Metformin failed to improve CV risk factors in patients without diabetes

Issue: December 2013

New data show that metformin did not significantly affect progression of carotid intima-media thickness, carotid plaque score or other markers of cardiovascular disease in patients without diabetes who were being treated with statins.

In the single-center, double blind CAMERA trial, David Preiss, PhD, of the University of Glasgow in the United Kingdom, and colleagues randomly assigned 173 patients without diabetes (mean age, 63 years) to metformin 850 mg twice daily (n=86) or placebo (n=87) for 18 months. All patients had coronary heart disease, large waist circumferences and were being treated with statin therapy. Baseline mean carotid intima-media thickness (cIMT) and carotid plaque scores were 0.717 mm and 2.43 mm, respectively.

After 18 months, the researchers observed significant increases in cIMT in both the metformin (0.024 mm per year; 95% CI, 0.014-0.033) and placebo (0.017 mm per year; 95% CI, 0.008-0.026) groups, but they found no significant difference in rates of cIMT progression between groups (slope difference, 0.07 mm per year; 95% CI, –0.006 to 0.2). Similarly, changes in carotid plaque scores were not significantly different between groups (slope difference, 0.01 per year; 95% CI, –0.23 to 0.26).

Metformin yielded improvements in some measures, as compared with placebo. Patients in the metformin group experienced significant reductions in HbA1c, log fasting insulin concentration, log homeostasis model assessment of insulin resistance (HOMA-IR) and tissue plasminogen activator. Results also revealed significant decreases in all measures of adiposity, including body weight, body fat, BMI and waist circumference, in the metformin group compared with the placebo group (P<.0001 for all).

The researchers, however, found no significant differences in total cholesterol, HDL, non-HDL, triglycerides, high sensitivity C-reactive protein or fasting glucose between the metformin and placebo groups.

In the metformin group, 138 adverse events occurred in 64 patients vs. 120 adverse events in 60 patients in the placebo group. Twenty-eight patients in the metformin group vs. five in the placebo group experienced diarrhea and nausea or vomiting.

“Major cardiovascular outcome trials are needed to conclusively assess metformin’s cardiovascular effects in people without type 2 diabetes; such trials are underway at present,” Preiss said in a press release. “We cannot dismiss the potential cardiovascular benefit of metformin in patients without diabetes, but CAMERA suggests that metformin has limited impact on important cardiovascular risk factors when patients are already on a statin.”

In an accompanying comment, Chris P.H. Lexis, MD, and Iwan C.C. van der Horst, MD, PhD, both from the University of Groningen in the Netherlands, also warned against drawing firm conclusions from these data.

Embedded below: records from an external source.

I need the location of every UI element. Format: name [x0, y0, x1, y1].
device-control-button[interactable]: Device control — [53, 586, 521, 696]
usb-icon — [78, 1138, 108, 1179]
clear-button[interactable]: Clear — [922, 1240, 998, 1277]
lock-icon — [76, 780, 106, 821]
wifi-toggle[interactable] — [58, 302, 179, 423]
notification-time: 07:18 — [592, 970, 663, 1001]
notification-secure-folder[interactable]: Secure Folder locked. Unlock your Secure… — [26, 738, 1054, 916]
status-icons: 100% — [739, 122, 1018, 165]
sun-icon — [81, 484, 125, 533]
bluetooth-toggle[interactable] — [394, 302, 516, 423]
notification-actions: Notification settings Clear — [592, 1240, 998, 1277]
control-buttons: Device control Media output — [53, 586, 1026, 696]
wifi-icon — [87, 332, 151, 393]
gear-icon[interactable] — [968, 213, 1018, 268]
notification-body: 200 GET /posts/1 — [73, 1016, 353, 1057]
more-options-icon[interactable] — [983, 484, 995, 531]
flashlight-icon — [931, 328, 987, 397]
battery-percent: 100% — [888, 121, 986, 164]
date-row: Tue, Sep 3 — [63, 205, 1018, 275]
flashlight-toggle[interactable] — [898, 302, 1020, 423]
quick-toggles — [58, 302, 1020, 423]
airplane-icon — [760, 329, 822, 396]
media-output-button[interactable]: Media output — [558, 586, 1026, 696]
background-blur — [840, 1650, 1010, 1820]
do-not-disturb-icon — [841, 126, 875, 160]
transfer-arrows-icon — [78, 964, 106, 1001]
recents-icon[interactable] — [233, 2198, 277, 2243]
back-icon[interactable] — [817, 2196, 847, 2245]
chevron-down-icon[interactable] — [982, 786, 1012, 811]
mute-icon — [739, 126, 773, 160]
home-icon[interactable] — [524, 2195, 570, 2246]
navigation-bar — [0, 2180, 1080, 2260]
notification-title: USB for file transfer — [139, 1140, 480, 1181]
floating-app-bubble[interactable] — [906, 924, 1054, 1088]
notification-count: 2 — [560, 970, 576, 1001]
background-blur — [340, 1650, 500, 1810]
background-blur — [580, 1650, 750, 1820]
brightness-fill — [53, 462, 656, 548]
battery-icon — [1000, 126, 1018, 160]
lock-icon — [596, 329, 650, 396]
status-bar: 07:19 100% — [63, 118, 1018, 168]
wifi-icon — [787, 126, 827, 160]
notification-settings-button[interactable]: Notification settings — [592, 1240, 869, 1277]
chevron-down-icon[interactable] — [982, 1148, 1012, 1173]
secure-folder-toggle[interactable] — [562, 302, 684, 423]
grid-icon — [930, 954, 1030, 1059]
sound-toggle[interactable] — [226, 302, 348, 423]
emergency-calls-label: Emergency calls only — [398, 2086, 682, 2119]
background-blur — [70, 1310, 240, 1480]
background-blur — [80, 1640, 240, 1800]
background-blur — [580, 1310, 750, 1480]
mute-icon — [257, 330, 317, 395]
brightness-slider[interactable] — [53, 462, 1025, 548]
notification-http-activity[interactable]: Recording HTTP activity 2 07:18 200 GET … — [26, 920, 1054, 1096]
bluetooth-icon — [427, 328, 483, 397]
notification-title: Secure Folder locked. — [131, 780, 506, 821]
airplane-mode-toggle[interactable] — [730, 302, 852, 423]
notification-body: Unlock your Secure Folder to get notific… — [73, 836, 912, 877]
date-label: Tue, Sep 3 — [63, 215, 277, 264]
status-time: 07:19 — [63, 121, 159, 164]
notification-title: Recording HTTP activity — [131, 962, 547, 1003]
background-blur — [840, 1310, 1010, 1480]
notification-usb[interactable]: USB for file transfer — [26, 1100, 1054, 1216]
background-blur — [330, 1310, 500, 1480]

“Whether the primary endpoint of CAMERA or secondary endpoints such as HbA1c best represent cardiovascular outcome is unclear,” they wrote. “The definitive evidence for the role of metformin in non-diabetic cardiovascular disease will have to be provided by large randomized clinical trials powered for cardiovascular outcomes such as the Glucose Lowering in Non-diabetic hyperglycemia Trial … in which 12,000 patients with high cardiovascular risk and dysglycemia but without diabetes, will be assigned to metformin or placebo for 5 years. Until then, the role of metformin for improving cardiovascular outcomes has promise, but is still largely unproven.”

For more information:

Lexis CPH. Lancet. 2013;doi:10.1016/S2213-8587(13)70171-2.

Preiss D. Lancet. 2013;doi:10.1016/S2213-8587(13)70152-9.

Disclosure: See the study for a list of the researchers’ financial disclosures. Lexis and van der Horst are investigators of the Glycometabolic Intervention as Adjunct to Primary Percutaneous Intervention in ST-Elevation Myocardial Infarction Trial.